Tonight was my first High School dance. Usually before dances I am nervous and pace a lot, but I managed to keep myself occupied at work all day. My only major problem was that of my health, because all week I've been fighting with a cold/allergies. Also, last night was the homecoming football game, and I virtually destroyed my voice with cheers and cadences for band. I am not exaggerating when I say I was incredibly happy to get an entire raspy sentence out without my voice just disappearing. Fortunately, I got my voice to come back at least a little in time for the dance. Well, I was at least understandable.

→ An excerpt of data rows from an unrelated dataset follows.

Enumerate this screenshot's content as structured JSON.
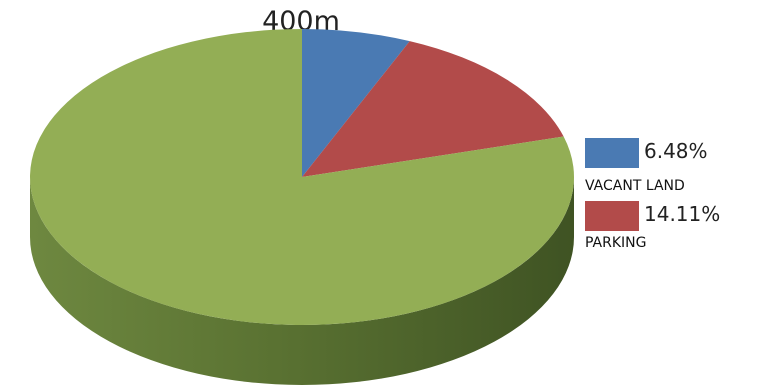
{
  "chart_data": {
    "type": "pie",
    "title": "400m",
    "three_d": true,
    "start_angle_deg": 0,
    "direction": "clockwise",
    "slices": [
      {
        "name": "VACANT LAND",
        "value": 6.48,
        "value_label": "6.48%",
        "color": "#4a7ab3",
        "in_legend": true
      },
      {
        "name": "PARKING",
        "value": 14.11,
        "value_label": "14.11%",
        "color": "#b24b4a",
        "in_legend": true
      },
      {
        "name": "",
        "value": 79.41,
        "value_label": "",
        "color": "#93ae55",
        "in_legend": false
      }
    ],
    "legend": {
      "position": "right",
      "entries": [
        {
          "value_label": "6.48%",
          "label": "VACANT LAND",
          "color": "#4a7ab3"
        },
        {
          "value_label": "14.11%",
          "label": "PARKING",
          "color": "#b24b4a"
        }
      ]
    }
  }
}
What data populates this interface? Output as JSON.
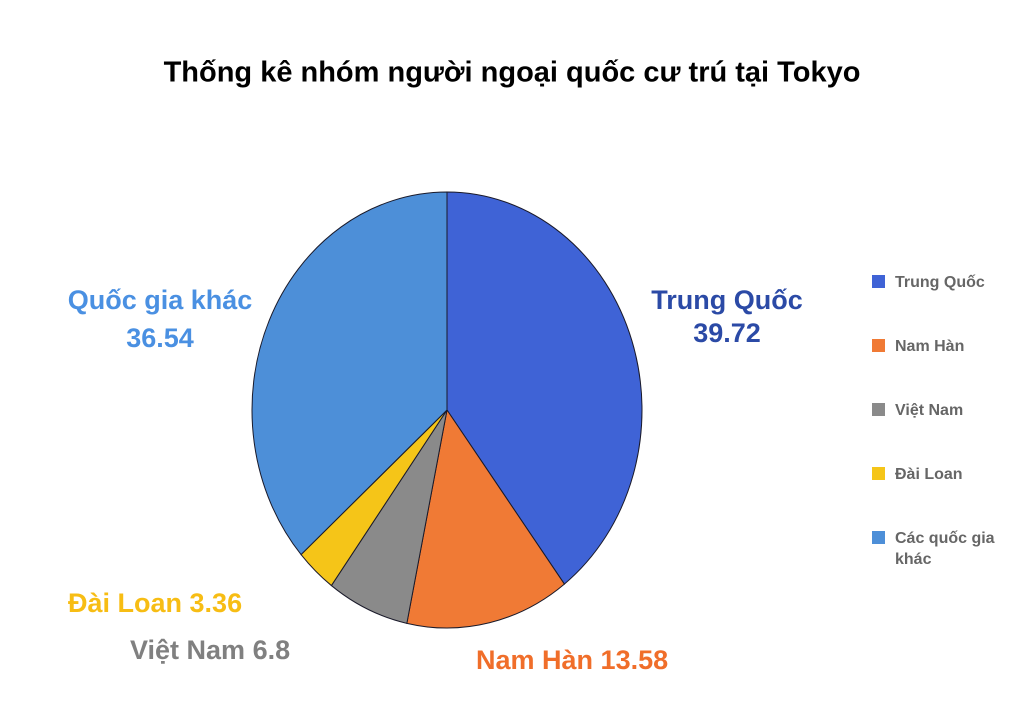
{
  "chart_data": {
    "type": "pie",
    "title": "Thống kê nhóm người ngoại quốc cư trú tại Tokyo",
    "categories": [
      "Trung Quốc",
      "Nam Hàn",
      "Việt Nam",
      "Đài Loan",
      "Các quốc gia khác"
    ],
    "data_label_names": [
      "Trung Quốc",
      "Nam Hàn",
      "Việt Nam",
      "Đài Loan",
      "Quốc gia khác"
    ],
    "values": [
      39.72,
      13.58,
      6.8,
      3.36,
      36.54
    ],
    "colors": [
      "#3f63d6",
      "#f07a35",
      "#8a8a8a",
      "#f5c518",
      "#4d8fd8"
    ],
    "label_colors": [
      "#2b4aa6",
      "#f06e2a",
      "#808080",
      "#f7bd14",
      "#4a90e2"
    ],
    "legend": "right"
  }
}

When I got out of the car in front of the school at 7:30 sharp, I walked up to the giant crowd of people getting checked in by two guys I'd never met, and only seen in the halls once or twice. The one who seemed to be more talkative turned to me and asked "Do you play drums?" I told them no, I was a bassist. "Oh, we need a drummer for our band. You look like a drummer. Isn't it hard to find a drummer in this school?" We then went into a long discussion about drumming, and each of our respective bands. Keep in mind, I had no clue who these dudes were and they didn't know me. They were basing the entire conversation on looks. It turns out they were in a band with a friend of mine that also plays bass, which I found interesting.

The line to check in was about 15 minutes long, I kid you not. The air was really thick with a mix of every brand of perfume and cologne people were wearing, prompting the thought "smells like teen spirit." (yes, I'm a dork, get over it.) I went with Courtney as my date, of course, but we didn't actually arrive together. This was due to a lack of planning on my part, with us basically just saying we'd find each other once we got there. This was not a good plan. There were over 500 students in there, and I was starting to wonder if we'd even see each other at all in the entire 3 and a half hours. Thankfully we did, because I got there first and waited near the entrance for her along with my other friends who made similar foolish plans.

How can one really say much more about a dance? It was crazy! The differences between J.H. and High School continue to present themselves. At this, there were almost no people awkwardly standing to one side of the dance floor, refusing to dance. I was outside the main mosh, but I still busted a groove with everyone else. Apparently, the trick to it is being an idiot while moving your limbs in a semi-coordinated manner.

I showed up to the dance dressed all nicely,


but before long I had my tie loosened, and my shirt was untucked with the top button undone. All the dancing I did really takes it out of you! It became warmer and warmer in the room as the night wore on, which I mostly blame on extreme physical activity taking place.

Fast forward to the end of the dance. I really didn't want it to end, because it was so fun. As we walked out, the air was once again thick with the smell of teen spirit, only this time in a less perfumed manner. I turned to Courtney and stated, "This will make such a good blog post!"